Шрифт:
Интервал:
Закладка:
Следом она достала маленький кошелек, почти игрушечный в своей миниатюрности. От времени и безукоризненной службы замша приобрела мягкость фланели, но кнопочка не заржавела, и вообще он молодцом.
Две крестильные сорочки неправдоподобно маленького размера; ведь если правнучка уже переросла стол, под который пешком ходила, то легко представить, как глаза и руки забывают крохотность новорожденных, — до следующего младенца. Вот эта — Лари, светлого сыночка Иллариона; а эта — Лизочки, красавицы моей, Царствие им Небесное. Старуха начинает считать, сколько лет было бы им сейчас, и благоговейно откладывает легкий, как перышко, батист.
Уже совсем близко дно, и под пальцами перекатываются бусины морковного цвета: то бывшее коралловое ожерелье, которое Матрена собиралась перенизать, да как-то руки не дошли. Вот еще один запасной воротничок к мужниной рубашке и даже запонки к нему, словно два обойных гвоздика легли валетом. Совершенно ни к чему напоминать, что сейчас таких нет, да и понятия такого нет: «запонка для воротничка».
Для чего-то хранились носовые платки, изношенные до марлевого состояния, но и выбросить их было невозможно. Две катушки с нитками настолько тонкими, что они казались нарисованными, и снова бусины.
Фотографическая карточка, снятая на тридцатилетие их свадьбы, сохранилась очень хорошо. Старуха внимательно вглядывалась в лица тех, чьи имена уже были вписаны в ее поминальный листок; потом в живых. Вот брат Мефодий с густыми, пушистыми усами, но почему-то без воротничка — снял, должно быть; Акулина, младшая сестра, сидит между Павой и стариком, а сам он сердитый, будто тоже воротник тесный. Она даже рассмотрела на левой руке у мужа кольцо, которое подарила ему, кольцо-печатку с черным агатом, да он как снял его, так и не носил больше. Долго смотрела на себя, уже оплывающую, но с гладким, совсем не старым лицом, в любимом платье бежевого шелка, и эту цепку на шее, что сейчас у Тони, тоже очень любила. Дети, все пятеро, во втором ряду, а Тайка здесь меньше, чем Лелька сейчас, Матерь Божия!..

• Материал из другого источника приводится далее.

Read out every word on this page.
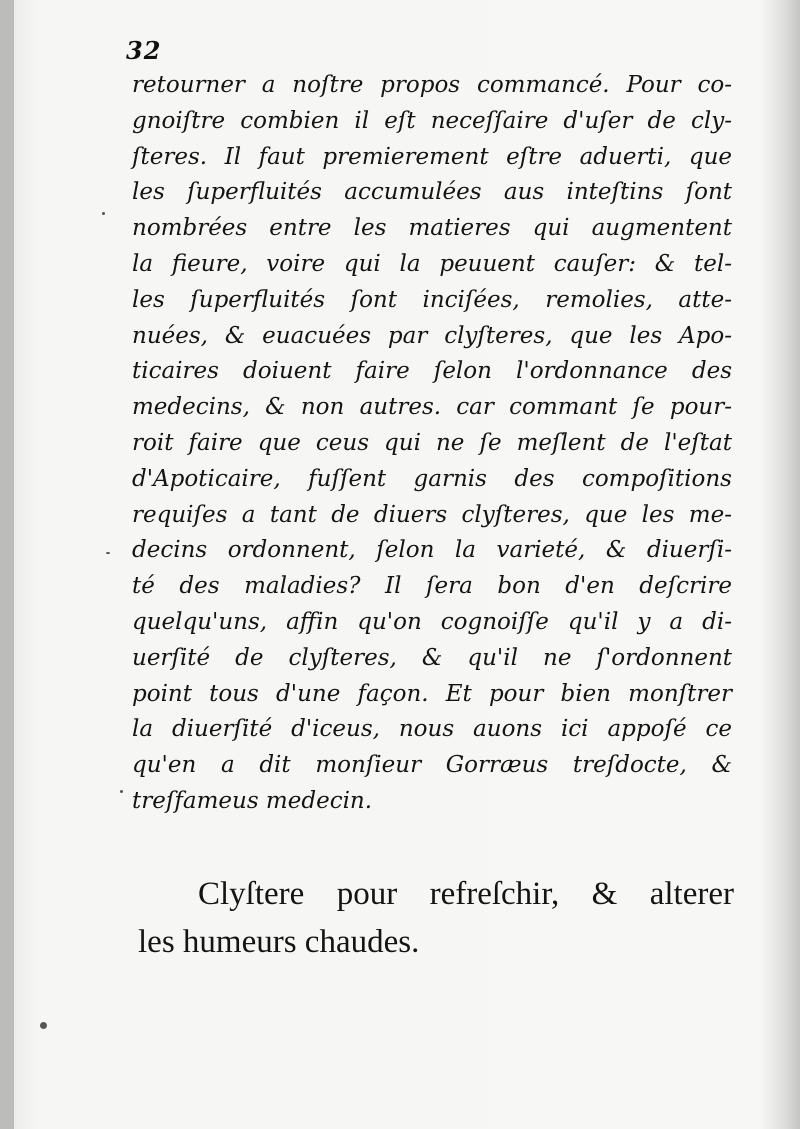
32
retourner a noſtre propos commancé. Pour co-
gnoiſtre combien il eſt neceſſaire d'uſer de cly-
ſteres. Il faut premierement eſtre aduerti, que
les ſuperfluités accumulées aus inteſtins ſont
nombrées entre les matieres qui augmentent
la fieure, voire qui la peuuent cauſer: & tel-
les ſuperfluités ſont inciſées, remolies, atte-
nuées, & euacuées par clyſteres, que les Apo-
ticaires doiuent faire ſelon l'ordonnance des
medecins, & non autres. car commant ſe pour-
roit faire que ceus qui ne ſe meſlent de l'eſtat
d'Apoticaire, fuſſent garnis des compoſitions
requiſes a tant de diuers clyſteres, que les me-
decins ordonnent, ſelon la varieté, & diuerſi-
té des maladies? Il ſera bon d'en deſcrire
quelqu'uns, affin qu'on cognoiſſe qu'il y a di-
uerſité de clyſteres, & qu'il ne ſ'ordonnent
point tous d'une façon. Et pour bien monſtrer
la diuerſité d'iceus, nous auons ici appoſé ce
qu'en a dit monſieur Gorræus treſdocte, &
treſfameus medecin.
Clyſtere pour refreſchir, & alterer
les humeurs chaudes.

Она отложила карточку лицом вниз, чтобы не отвлекаться, и развернула маленький тугой рулончик розоватых ассигнаций, все по двадцать пять рублей. Это ж какие деньги были, фунт сметаны три копейки стоил! Мамынька вспомнила, как муж доставал из кармана толстую пачку, добросовестно плевал на пальцы и принимался считать, а потом, махнув рукой, скидывал сапоги и шел, чуть покачиваясь, отсыпаться — и от заказа, и от трактира. Она же, пересчитав деньги, скручивала их в такой вот рулончик и засовывала Ирочке в чулок, наказывая нигде, Боже сохрани, не задерживаться: прямо в банк и обратно, одна нога здесь, другая там, что дочка исправно и выполняла, а уж в банке управляющий ее знал, не извольте беспокоиться. Хорошо жили, слава тебе, Господи, это ж мирное время было, благодать…
Разгладила розовато-зеленые ассигнации и еще раз посмотрела на Александра Второго. А у нашего-то Мефодия усы попышней… и отложила; дальше, дальше.
То, что старуха искала, лежало на самом дне, завернутое в ломкую, тусклую бумагу, рядом с профсоюзным билетом зятя, который Феденьке выдали когда-то в филиале ада — или в самом аду, как угодно.
Разумеется, здесь перечислены не все старухины реликвии, а лишь те, которые она брала в руки и держала какое-то время; что-то брякало на самом дне, а кое-что достаточно было отодвинуть «в сторонку», как говорили в семье. Напрашивается вопрос: почему столь явно дорогие сердцу вещи хранились не в шкафу, не в комоде, не в буфете, наконец, а в жестянке от печенья, пусть и «Бон-Бон», да еще под шкафом, в пыли?
Строго говоря, пыли на коробке было немного: очевидно, Матрена частенько кряхтела, чтобы прикоснуться к своим сокровищам. В комоде же она своих вещей не держала по той простой причине, что отдала комод в распоряжение невестки Нади, как только та водворилась: ведь никакой мебели у нее с собой не было, да и комод, если быть точными, старик когда-то делал для молодоженов, к Андриной свадьбе. Буфет — опять-таки с тех пор, как Надя вселилась, — уже не принадлежал полностью старухе; оставался шкаф, или, как называла его по старинке мамынька, «шкап».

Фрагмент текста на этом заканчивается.